Aşağıdaki linke tıklayarak Özgürlük Gündemi’nin 9. sayısına ulaşabilirsiniz.
HDP Hakkında Kapatma Davası Açıldı
Bir süreden beri MHP ve Vatan Partisi yöneticileri tarafından Halkların Demokratik Partisi’nin (HDP) kapatılması gerektiği yönünde açıklamalar yapılıyordu. 17 Mart 2021 tarihinde Yargıtay Cumhuriyet Başsavcılığınca HDP hakkında, partinin Devletin ülkesi ve milletiyle bölünmez bütünlüğüne aykırı eylemlerin odağı haline geldiği gerekçesiyle temelli kapatma istemiyle Anayasa Mahkemesi’nde dava açıldığı duyuruldu. Özellikle 2014 yılındaki Kobane olaylarıyla ilgili birçok HDP’li hakkında ceza davasının açılmasından sonra HDP’ye kapatma davası açılabileceği dile getirilmeye başlanmıştı. Ancak kendisi de kapatılan partilerin geleneğinden gelen ve 2008 yılında iktidarda iken hakkında kapatma davası açılan AKP yöneticileri, sıklıkla parti kapatmaya karşı oldukları yönünde açıklamalar yapmışlardı. Hatta 2010 Anayasa değişiklikleri sürecince parti kapatma davası açmayı zorlaştırmak amacıyla Anayasada dava açılmasını parlamentonun iznine bağlayan bir hükme yer verilmiş; fakat bu madde yeterli oy desteği alamadığı için reddedilmişti. Ancak HDP hakkında dava açıldıktan sonra AKP’nin kapatmaya kategorik olarak karşı olmadığı yönünde açıklamalar yapıldığı görülüyor. Gelecek seçimlerin sonucu açısından HDP seçmeni belirleyici konumda olduğundan, kapatma davasının seçim stratejileri açısından da büyük önem taşıdığı anlaşılmaktadır.

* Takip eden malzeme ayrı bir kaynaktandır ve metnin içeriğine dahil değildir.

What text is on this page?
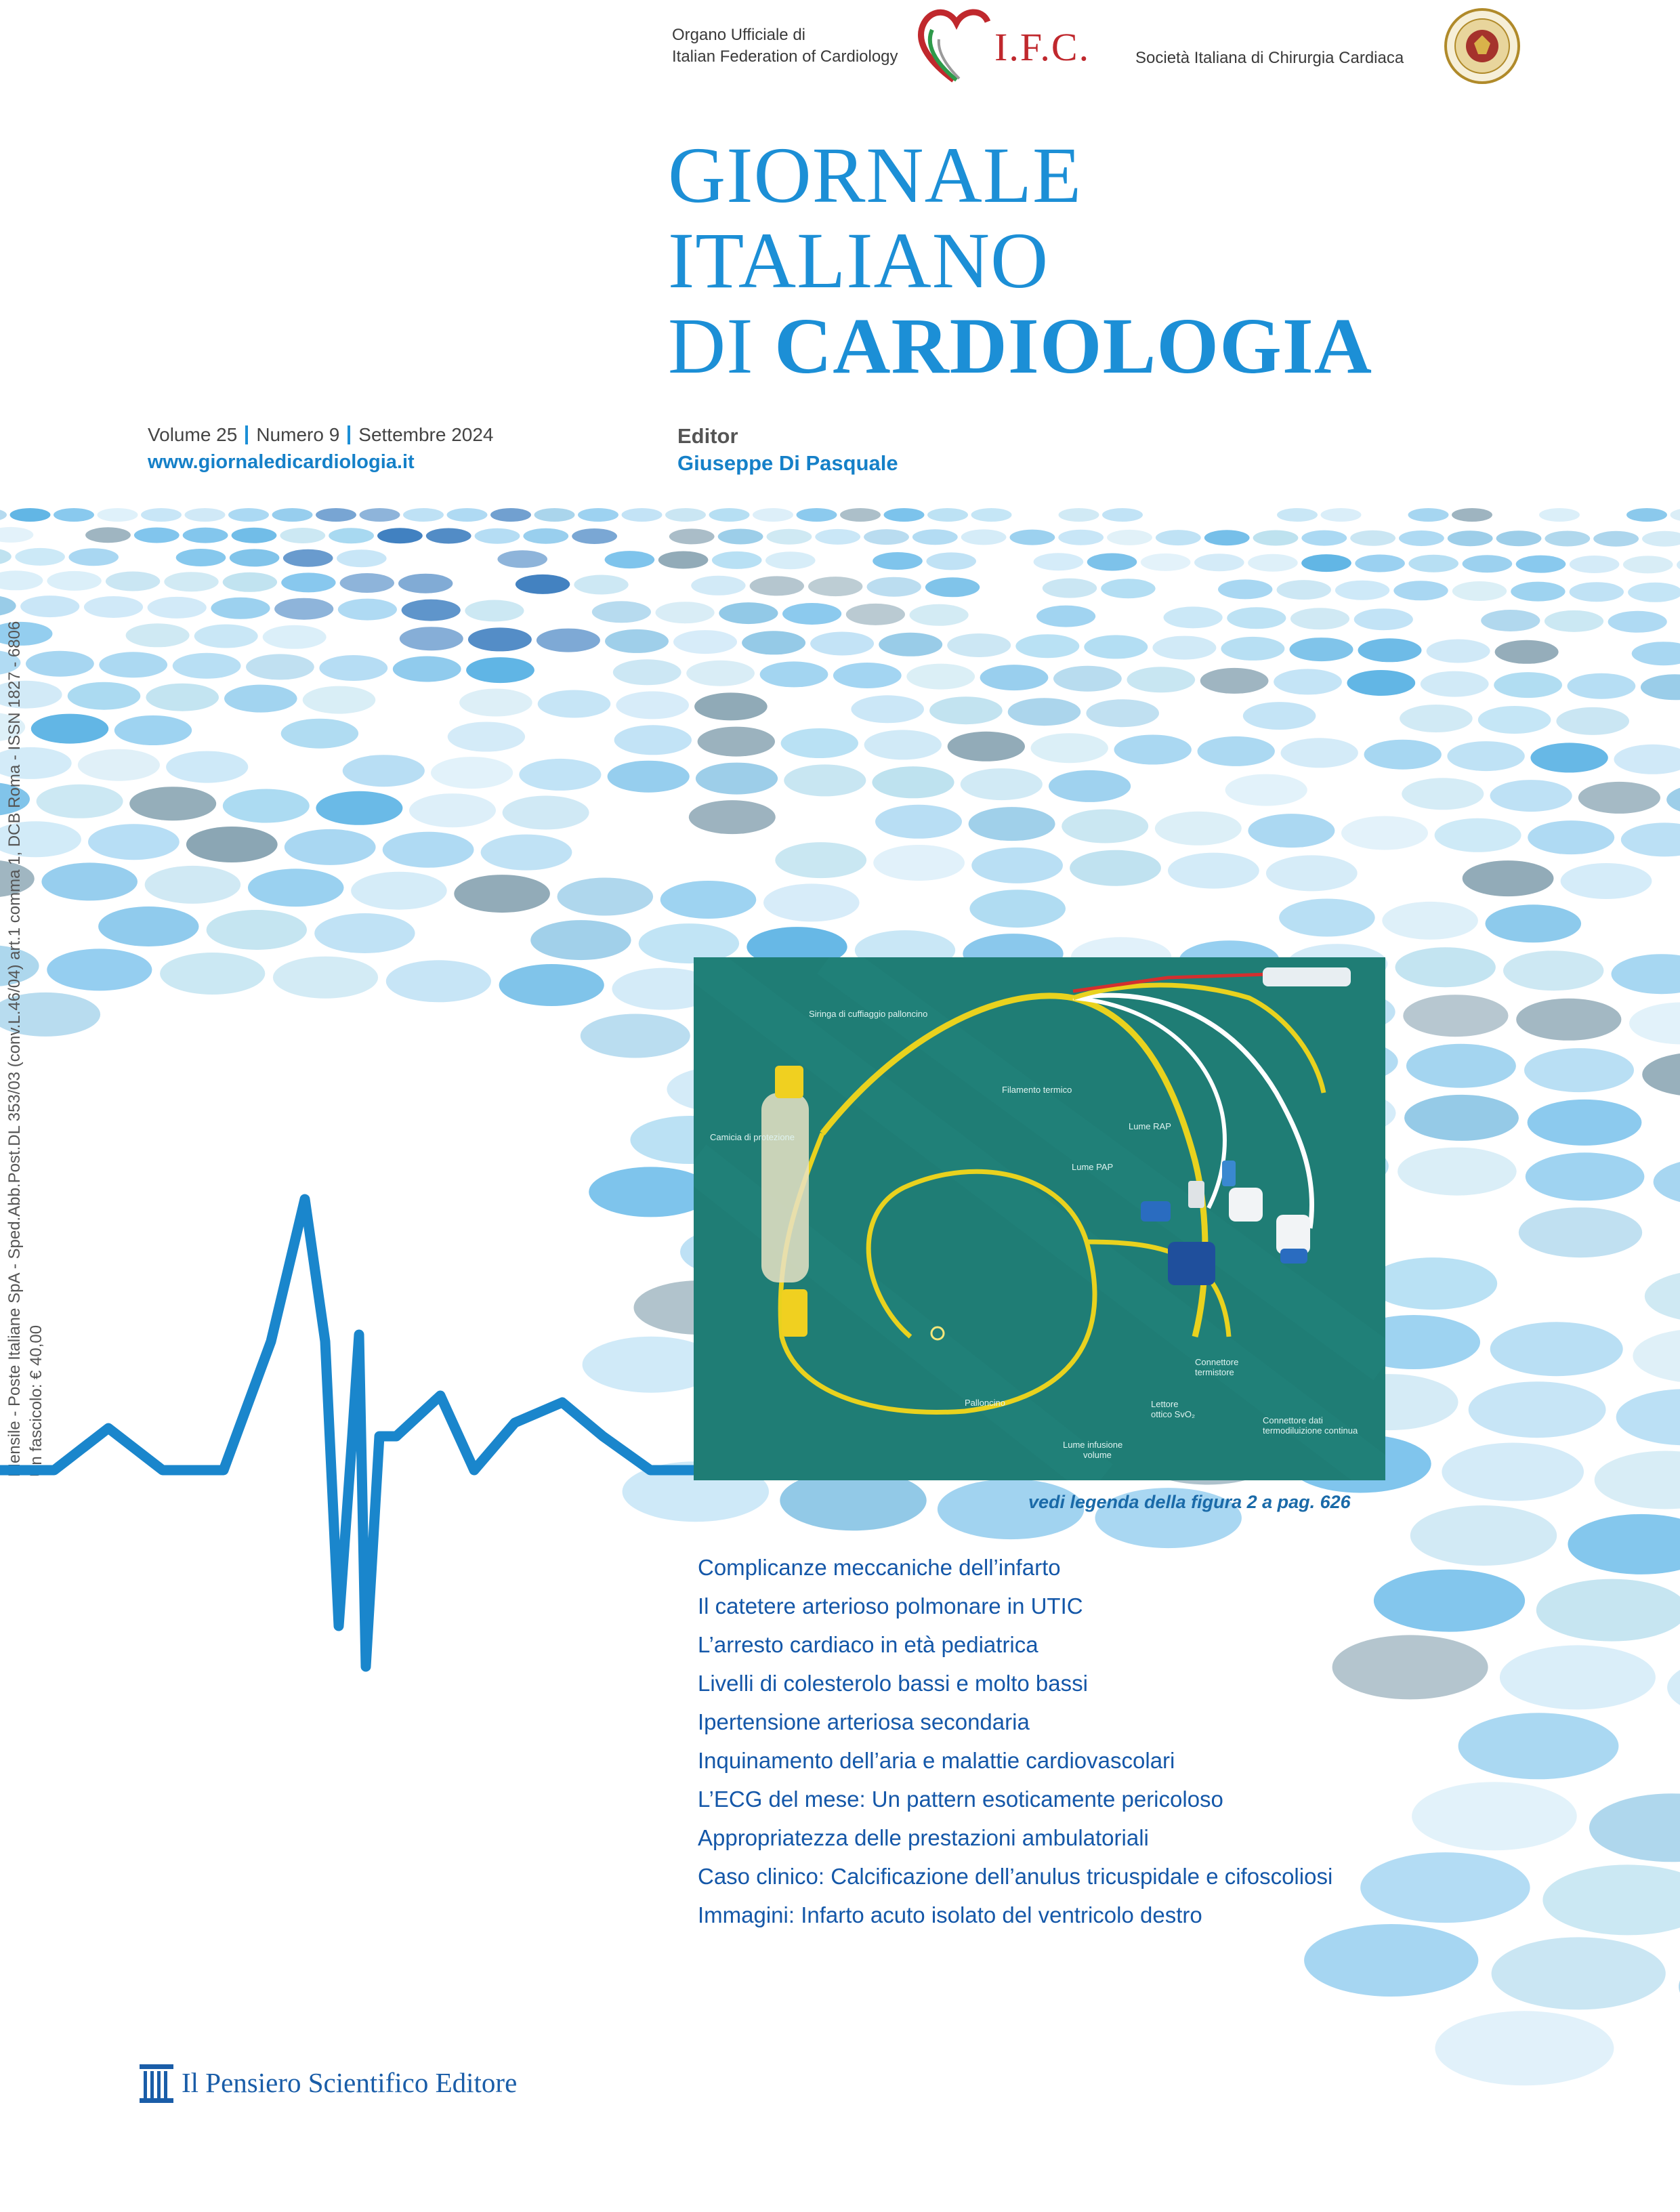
Organo Ufficiale di
Italian Federation of Cardiology I.F.C.	Società Italiana di Chirurgia Cardiaca
GIORNALE
ITALIANO
DI CARDIOLOGIA
Volume 25 Numero 9 Settembre 2024
www.giornaledicardiologia.it
Editor
Giuseppe Di Pasquale
Mensile - Poste Italiane SpA - Sped.Abb.Post.DL 353/03 (conv.L.46/04) art.1 comma 1, DCB Roma - ISSN 1827 - 6806 Un fascicolo: € 40,00
Siringa di cuffiaggio palloncino
Filamento termico
Camicia di protezione
Lume RAP
Lume PAP
Connettore
termistore
Lettore
ottico SvO₂
Connettore dati
termodiluizione continua
Palloncino
Lume infusione
volume
vedi legenda della figura 2 a pag. 626
Complicanze meccaniche dell’infarto
Il catetere arterioso polmonare in UTIC
L’arresto cardiaco in età pediatrica
Livelli di colesterolo bassi e molto bassi
Ipertensione arteriosa secondaria
Inquinamento dell’aria e malattie cardiovascolari
L’ECG del mese: Un pattern esoticamente pericoloso
Appropriatezza delle prestazioni ambulatoriali
Caso clinico: Calcificazione dell’anulus tricuspidale e cifoscoliosi
Immagini: Infarto acuto isolato del ventricolo destro
Il Pensiero Scientifico Editore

Yargıtay Başsavcılığı’nın dava dilekçesinde ağırlıklı olarak HDP yönetici ve üyeleri hakkındaki dava ve soruşturmalara yer verdiği görülüyor. Bu soruşturmaların çok büyük çoğunluğunun yapılan konuşmalar veya katıldıkları toplantılar gibi siyasi faaliyetlere, hatta çözüm sürecindeki faaliyetlere dayandığı anlaşılıyor. Ayrıca dilekçede 687 kişi hakkında siyaset yasağı kararı verilmesi talep edilmiştir. Benzer konularda daha önce AİHM tarafından onlarca ihlal kararı verilmiş olmasına rağmen, üstelik insan hakları eylem planının açıklandığı günlerde benzer iddialarla kapatma davasının açılması eylem planının samimiyeti hakkında da fikir vermektedir.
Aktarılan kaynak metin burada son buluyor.